The pandemic has caused a tectonic shift in business and has accelerated the work from home model like nothing else. As people learned how to work from home those companies that planned for a scalable, distributed IT infrastructure via cloud services had far less disruption to daily workflow.
The Volume Keeps Turning up
The largest internet exchanges across the world saw new record throughput over the past several weeks. DE-CIX is a major provider of network interconnection services and operates several carrier and data center-neutral internet exchanges in Europe, the Middle East, North America, Asia, and India. The company recorded a world-record of 9.1 terabits of data per second (or the equivalent of two million simultaneous HD videos streaming). The company cited a 50% increase in teleconferencing and a 25% increase in online gaming and social media usage as the primary drivers. There is no doubt that this volume will increase as the use of video conferencing will continue to increase due to need and familiarity with this capability.
Major Cloud Providers
In turn, the major cloud service providers are pulling the Americas data center market forward, absorbing near-record capacity of 340 MW in the first half of 2020. The revenue of major cloud services providers was up in the first quarter of 2020. Amazon recorded a 26% YoY increase (with AWS up 33%), Google 13% YoY (with Google Cloud up 52%) and Microsoft saw a 16% YoY increase (with Azure up 59%). While it is no surprise that demand for cloud services is up, this is on top of declines in cloud services in industries particularly hard hit by the pandemic such as airlines, hotels, and retailers to name a few.
Large acquisitions to date in 2020 include (all $USD):
Mapletree acquisition of DLR portfolio (±$582M)
DLR acquisition of Clise interest in Westin Building Exchange in Seattle (±$300M)
Landmark acquisition of Paypal data center in Phoenix (±$122M)
More Capital Joins the Party
Investors are attempting to enter the data center sector billions of dollars to invest but there is a disconnect between what buyers and sellers want. Prospective investors must be willing to take on some development risk to maximize future returns as sellers are proving unwilling to let go of operational assets.
Pension funds, sovereign wealth, private equity, and infrastructure funds are interested in data centers leased on 5 to 10-year terms, as they chase both growth and yield. Net leases are key as these organizations do not have the expertise to operate these facilities.

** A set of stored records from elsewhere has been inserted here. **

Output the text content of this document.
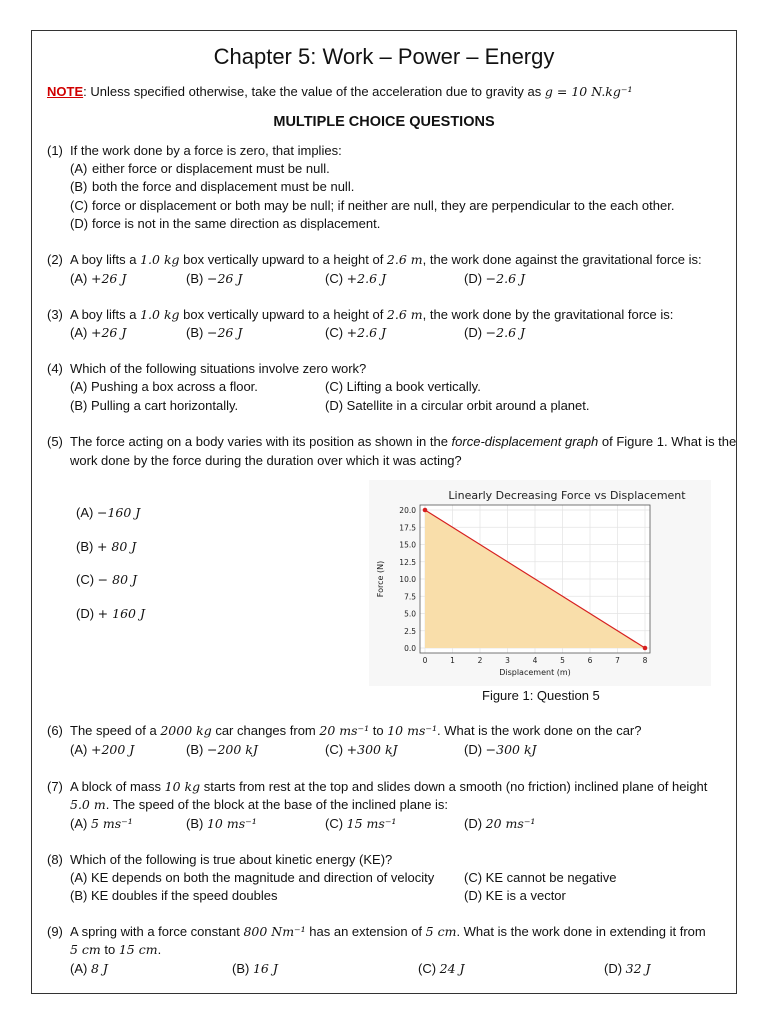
Chapter 5: Work – Power – Energy
NOTE: Unless specified otherwise, take the value of the acceleration due to gravity as g = 10 N.kg⁻¹
MULTIPLE CHOICE QUESTIONS
(1) If the work done by a force is zero, that implies:
(A) either force or displacement must be null.
(B) both the force and displacement must be null.
(C) force or displacement or both may be null; if neither are null, they are perpendicular to the each other.
(D) force is not in the same direction as displacement.
(2) A boy lifts a 1.0 kg box vertically upward to a height of 2.6 m, the work done against the gravitational force is:
(A) +26 J	(B) −26 J	(C) +2.6 J	(D) −2.6 J
(3) A boy lifts a 1.0 kg box vertically upward to a height of 2.6 m, the work done by the gravitational force is:
(A) +26 J	(B) −26 J	(C) +2.6 J	(D) −2.6 J
(4) Which of the following situations involve zero work?
(A) Pushing a box across a floor.	(C) Lifting a book vertically.
(B) Pulling a cart horizontally.	(D) Satellite in a circular orbit around a planet.
(5) The force acting on a body varies with its position as shown in the force-displacement graph of Figure 1. What is the
work done by the force during the duration over which it was acting?
(A) −160 J
(B) + 80 J
(C) − 80 J
(D) + 160 J
Linearly Decreasing Force vs Displacement
0.0
2.5
5.0
7.5
10.0
12.5
15.0
17.5
20.0
0	1	2	3	4	5	6	7	8
Force (N)
Displacement (m)
Figure 1: Question 5
(6) The speed of a 2000 kg car changes from 20 ms⁻¹ to 10 ms⁻¹. What is the work done on the car?
(A) +200 J	(B) −200 kJ	(C) +300 kJ	(D) −300 kJ
(7) A block of mass 10 kg starts from rest at the top and slides down a smooth (no friction) inclined plane of height
5.0 m. The speed of the block at the base of the inclined plane is:
(A) 5 ms⁻¹	(B) 10 ms⁻¹	(C) 15 ms⁻¹	(D) 20 ms⁻¹
(8) Which of the following is true about kinetic energy (KE)?
(A) KE depends on both the magnitude and direction of velocity (C) KE cannot be negative
(B) KE doubles if the speed doubles	(D) KE is a vector
(9) A spring with a force constant 800 Nm⁻¹ has an extension of 5 cm. What is the work done in extending it from
5 cm to 15 cm.
(A) 8 J	(B) 16 J	(C) 24 J	(D) 32 J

Major data center REITs remain focused on expansion to serve both large cloud services companies and corporations looking for further disaster recovery options and/or scalability. The five main data center REITs are planning to spend over $5.5 billion on current development over the next two years.
The Bottom Line
No one forecasted the kind of change that would take place in the first half of 2020 as a result of the pandemic. How this will play out in the next number of months and years is the subject of much conversation and debate. It is fair to say that the demand for cloud computing will continue and as such, the demand for additional data centers will as well. There will also continue to be change in the coming months as corporations decide to accelerate the move of IT workloads to the cloud and/or create hybrid IT infrastructures. We also expect to see a continuation of enterprises continuing to sell and/or leaseback their operating assets.